Piensen ustedes en un mundo en donde las máquinas hacen todos los trabajos aburridos y los humanos hacen prácticamente lo que le plazca. Ese es uno de los escenarios que plantea Calum Chace (2021) en la tercera edición de su libro “La Singularidad Económica: Inteligencia Artificial (IA) y Capitalismo de Lujo Totalmente Automatizado”, en donde, además, expone los riesgos vinculados con el empleo y con el mal uso que se le pueda dar a la tecnología en el futuro cercano.

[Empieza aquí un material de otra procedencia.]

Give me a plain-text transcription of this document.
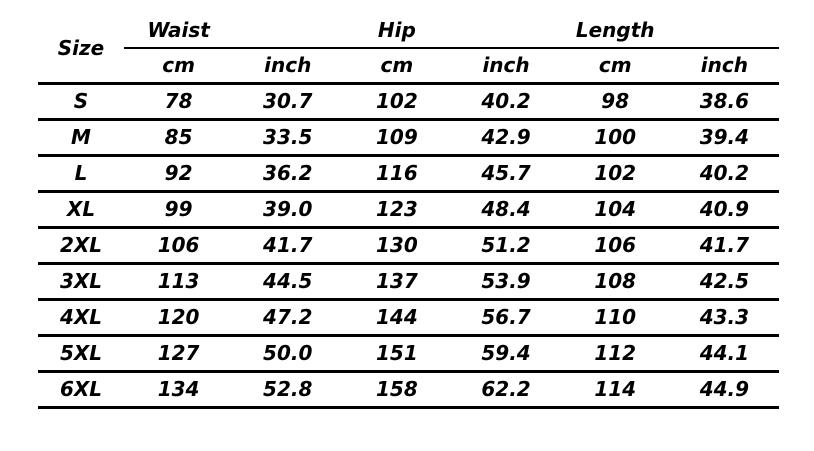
Size	Waist		Hip		Length	
	cm	inch	cm	inch	cm	inch
S	78	30.7	102	40.2	98	38.6
M	85	33.5	109	42.9	100	39.4
L	92	36.2	116	45.7	102	40.2
XL	99	39.0	123	48.4	104	40.9
2XL	106	41.7	130	51.2	106	41.7
3XL	113	44.5	137	53.9	108	42.5
4XL	120	47.2	144	56.7	110	43.3
5XL	127	50.0	151	59.4	112	44.1
6XL	134	52.8	158	62.2	114	44.9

Su planteamiento sobre la singularidad económica es que esta ocurrirá en el momento en que la mayoría de las personas no pueda encontrar empleo, porque las máquinas podrán hacer todo lo que los humanos hacen por dinero, pero a un menor costo, más rápido y mejor que ellos. A eso hay que añadirle que los robots no pierden tiempo charlando, no toman tiempo para almorzar y no tienen agotamiento físico.
El escenario anterior visualiza un futuro complejo para los trabajadores quienes solo sobrevivirán si son lo suficientemente flexibles y aprenden oficios que todavía no existen. En cualquier caso, es una escalofriante transición que está ocurriendo la cual, probablemente, se acelerará con la llegada de la Superinteligencia, en donde pueden ocurrir dos cosas diametralmente opuestas: que la tecnología sea utilizada de manera positiva, pudiendo resolver cualquier problema humano conduciendo a una “economía de abundancia radical, donde nadie tenga que trabajar para ganarse la vida y todos seamos libres para divertirnos, expandir la mente y desarrollar nuestras facultades al máximo“ (Chace, pág. 26), o que los riesgos asociados al uso de la IA (accidentes, carreras de armas, etc.) se potencialicen.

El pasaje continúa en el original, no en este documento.